The Slatest

Iowa Killjoys Won’t Let Donald Trump Land Helicopter in Middle of State Fair

Donald Trump walks past his helicopter.
Donald Trump wants the children of Iowa to experience the greatest helicopter in the history of the United States.

Photo by Jeffrey MacMillan for The Washington Post via Getty Images

There’s not a lot right now that can put the brakes on Donald Trump, but he has apparently been thwarted in his latest quest to bigfoot the Republican primary by the bosses of the Iowa State Fair.

The British tabloid the Daily Mail published an interview with Trump Thursday in which the candidate talked excitedly about Iowa’s “World’s Fair,” which gets underway in early August, and where Trump was planning on bringing his 12-passenger Sikorsky helicopter to entertain the kids and prevent any attention from accidentally being paid to any of his 2016 rivals.

“We’re going to fly it out to Iowa and I’m going to have it there,” he said in his Manhattan office, initially referring to the annual event as “The World’s Fair.”

“I look forward to that. I went there once years ago,” he said. “It was so great. So many people.”

And so many Republican primary voters. With children.

“I’m going to try giving kids lifts in the helicopter,” he said near the end of a half-hour interview that ranged in topics from high finance to Hillary Clinton’s “low class.”

“You know, young kids.
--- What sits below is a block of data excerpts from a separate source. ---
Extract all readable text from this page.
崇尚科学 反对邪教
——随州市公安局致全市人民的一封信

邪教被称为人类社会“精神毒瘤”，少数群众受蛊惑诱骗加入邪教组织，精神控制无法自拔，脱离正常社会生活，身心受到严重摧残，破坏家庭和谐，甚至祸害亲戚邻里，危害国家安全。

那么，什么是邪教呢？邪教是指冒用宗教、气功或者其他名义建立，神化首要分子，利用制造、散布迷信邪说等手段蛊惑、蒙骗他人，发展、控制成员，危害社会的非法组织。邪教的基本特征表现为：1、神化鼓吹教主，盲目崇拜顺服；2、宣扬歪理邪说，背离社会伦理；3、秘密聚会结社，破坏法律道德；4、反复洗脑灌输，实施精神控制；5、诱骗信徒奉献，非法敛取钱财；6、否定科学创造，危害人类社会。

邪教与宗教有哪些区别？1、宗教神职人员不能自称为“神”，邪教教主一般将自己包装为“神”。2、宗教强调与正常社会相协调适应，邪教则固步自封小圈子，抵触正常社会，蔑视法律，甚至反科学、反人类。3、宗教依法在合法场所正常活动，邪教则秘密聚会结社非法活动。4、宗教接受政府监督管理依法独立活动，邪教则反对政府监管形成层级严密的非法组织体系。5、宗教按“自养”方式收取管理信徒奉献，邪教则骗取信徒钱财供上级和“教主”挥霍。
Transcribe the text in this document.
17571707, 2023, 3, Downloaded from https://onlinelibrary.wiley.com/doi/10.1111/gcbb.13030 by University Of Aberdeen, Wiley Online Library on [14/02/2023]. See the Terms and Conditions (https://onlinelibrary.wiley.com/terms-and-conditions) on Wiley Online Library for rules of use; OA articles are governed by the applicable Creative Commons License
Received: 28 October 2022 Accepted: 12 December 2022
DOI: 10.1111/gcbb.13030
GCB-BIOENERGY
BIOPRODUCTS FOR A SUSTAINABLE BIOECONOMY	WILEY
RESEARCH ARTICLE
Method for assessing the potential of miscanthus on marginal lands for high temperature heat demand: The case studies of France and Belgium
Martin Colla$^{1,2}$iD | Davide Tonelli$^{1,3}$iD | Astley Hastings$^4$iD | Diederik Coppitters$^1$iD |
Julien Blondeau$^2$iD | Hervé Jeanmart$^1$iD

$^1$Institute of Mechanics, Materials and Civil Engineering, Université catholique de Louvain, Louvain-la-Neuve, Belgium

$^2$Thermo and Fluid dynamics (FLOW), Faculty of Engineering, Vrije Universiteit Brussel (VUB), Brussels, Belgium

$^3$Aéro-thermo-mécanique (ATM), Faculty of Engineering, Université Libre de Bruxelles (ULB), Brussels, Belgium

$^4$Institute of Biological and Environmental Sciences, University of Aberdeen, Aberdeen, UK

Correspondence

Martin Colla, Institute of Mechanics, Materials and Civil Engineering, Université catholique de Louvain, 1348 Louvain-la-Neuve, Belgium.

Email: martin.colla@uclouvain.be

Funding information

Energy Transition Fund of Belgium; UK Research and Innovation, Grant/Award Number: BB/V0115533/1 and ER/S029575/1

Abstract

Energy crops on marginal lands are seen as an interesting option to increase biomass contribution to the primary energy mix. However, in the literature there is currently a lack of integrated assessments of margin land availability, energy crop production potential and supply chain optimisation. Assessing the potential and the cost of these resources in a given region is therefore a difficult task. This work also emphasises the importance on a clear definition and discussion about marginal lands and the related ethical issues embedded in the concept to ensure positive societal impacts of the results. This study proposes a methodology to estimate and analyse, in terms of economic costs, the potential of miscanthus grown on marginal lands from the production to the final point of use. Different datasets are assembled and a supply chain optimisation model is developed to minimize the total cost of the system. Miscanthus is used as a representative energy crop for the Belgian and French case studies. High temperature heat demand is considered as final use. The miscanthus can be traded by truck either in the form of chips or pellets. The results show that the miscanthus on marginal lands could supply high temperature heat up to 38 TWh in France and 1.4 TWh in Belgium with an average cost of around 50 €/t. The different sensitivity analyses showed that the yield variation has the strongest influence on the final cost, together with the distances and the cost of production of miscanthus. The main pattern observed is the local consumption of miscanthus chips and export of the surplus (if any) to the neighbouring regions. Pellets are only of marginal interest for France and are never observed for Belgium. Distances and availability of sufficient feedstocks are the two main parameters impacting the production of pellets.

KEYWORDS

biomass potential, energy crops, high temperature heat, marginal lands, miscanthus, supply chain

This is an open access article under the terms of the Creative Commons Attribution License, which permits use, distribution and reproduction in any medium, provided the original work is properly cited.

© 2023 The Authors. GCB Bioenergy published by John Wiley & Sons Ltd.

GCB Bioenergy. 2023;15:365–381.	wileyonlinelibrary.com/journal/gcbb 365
Yeah!” Trump said, sounding like a kid who’s just built his first pinewood derby car.

Sadly for Trump, and the many cable television producers looking forward to video of him being mobbed by hordes of helicopter-crazed children, state fair officials say a Trump touchdown “will not be happening” at the fair. “Trump did not ask for permission to do so, nor would he be granted permission if he does indeed seek it,” according to the Des Moines Register.

Trump could still find a way to land somewhere near the fairgrounds, but it might be better to deploy this particular stunt at a different event anyhow. Maybe Trump hasn’t spent much time on the ground at the Iowa State Fair, where outrageous, borderline-dangerous foodstuffs are an indispensible part of its storied culture. Does he really want to use a $7 milllion chopper full of cream-colored Italian leather and gold-plated seatbelt buckles to take 10 children who’ve been stuffed with Deep Fried Nacho Balls and Ultimate Bacon Brisket Bombs, then baked all day in the midwestern sun, on their first helicopter ride?